Ventes à des clients professionnels européens
Si vous vendez à un client professionnel établi dans l’UE et qu’il vous communique un numéro de TVA valide, vous facturez hors taxes. C’est votre client qui autoliquide la TVA dans son pays.
Attention : vérifiez toujours la validité du numéro de TVA de votre client sur le site de la Commission européenne (VIES). Une facture envoyée sans TVA à un client dont le numéro est invalide vous expose à un redressement.
Ventes à des particuliers européens
La règle est différente pour les particuliers. Depuis les réformes de 2021, si vous vendez à des particuliers dans d’autres États membres de l’UE et que votre CA dans ces États dépasse 10 000 euros par an, vous devez facturer la TVA du pays du client.

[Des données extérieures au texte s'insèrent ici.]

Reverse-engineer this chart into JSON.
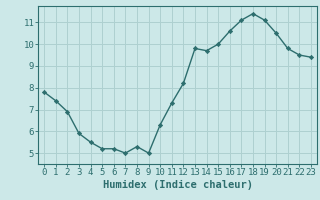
{
  "x": [
    0,
    1,
    2,
    3,
    4,
    5,
    6,
    7,
    8,
    9,
    10,
    11,
    12,
    13,
    14,
    15,
    16,
    17,
    18,
    19,
    20,
    21,
    22,
    23
  ],
  "y": [
    7.8,
    7.4,
    6.9,
    5.9,
    5.5,
    5.2,
    5.2,
    5.0,
    5.3,
    5.0,
    6.3,
    7.3,
    8.2,
    9.8,
    9.7,
    10.0,
    10.6,
    11.1,
    11.4,
    11.1,
    10.5,
    9.8,
    9.5,
    9.4
  ],
  "xlabel": "Humidex (Indice chaleur)",
  "xlim": [
    -0.5,
    23.5
  ],
  "ylim": [
    4.5,
    11.75
  ],
  "yticks": [
    5,
    6,
    7,
    8,
    9,
    10,
    11
  ],
  "xticks": [
    0,
    1,
    2,
    3,
    4,
    5,
    6,
    7,
    8,
    9,
    10,
    11,
    12,
    13,
    14,
    15,
    16,
    17,
    18,
    19,
    20,
    21,
    22,
    23
  ],
  "line_color": "#2d6e6e",
  "marker": "D",
  "marker_size": 2.2,
  "bg_color": "#cce8e8",
  "grid_color": "#aed0d0",
  "tick_color": "#2d6e6e",
  "label_color": "#2d6e6e",
  "xlabel_fontsize": 7.5,
  "tick_fontsize": 6.5
}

Pour simplifier ces déclarations, vous pouvez utiliser le guichet unique OSS (One-Stop Shop) qui vous permet de déclarer la TVA de tous vos clients européens dans un seul formulaire.
Les erreurs TVA les plus coûteuses
Oublier de basculer à la TVA lors du dépassement des seuils
Si vous dépassez les seuils de franchise sans le savoir, vous facturez HT alors que vous auriez dû facturer avec TVA. L’administration peut vous réclamer la TVA que vous auriez dû collecter, sans que vous puissiez la récupérer sur vos clients.
Récupérer la TVA sans facture conforme
Garder une TVA déductible non justifiée par une facture en bonne et due forme est un risque en cas de contrôle. L’administration rejette les déductions non justifiées et applique des pénalités.
Confondre date de facture et fait générateur
La TVA est due lors de la livraison du bien ou de l’exécution du service (pas à la date de facturation). Une prestation réalisée en décembre doit être incluse dans la déclaration de décembre, même si la facture est émise en janvier.
Conclusion
La TVA n’est pas aussi compliquée qu’elle en a l’air une fois qu’on en comprend le mécanisme. Les bases — franchise de base, taux applicables, conditions de déductibilité — sont accessibles à tout entrepreneur attentif.
Ce qui justifie l’accompagnement d’un comptable, ce sont les cas particuliers : TVA intracommunautaire, prorata de déduction, options fiscales, opérations complexes. Votre comptable doit être votre interlocuteur systématique dès que vous sortez du schéma classique — et vous prévenir avant que la situation ne devienne problématique.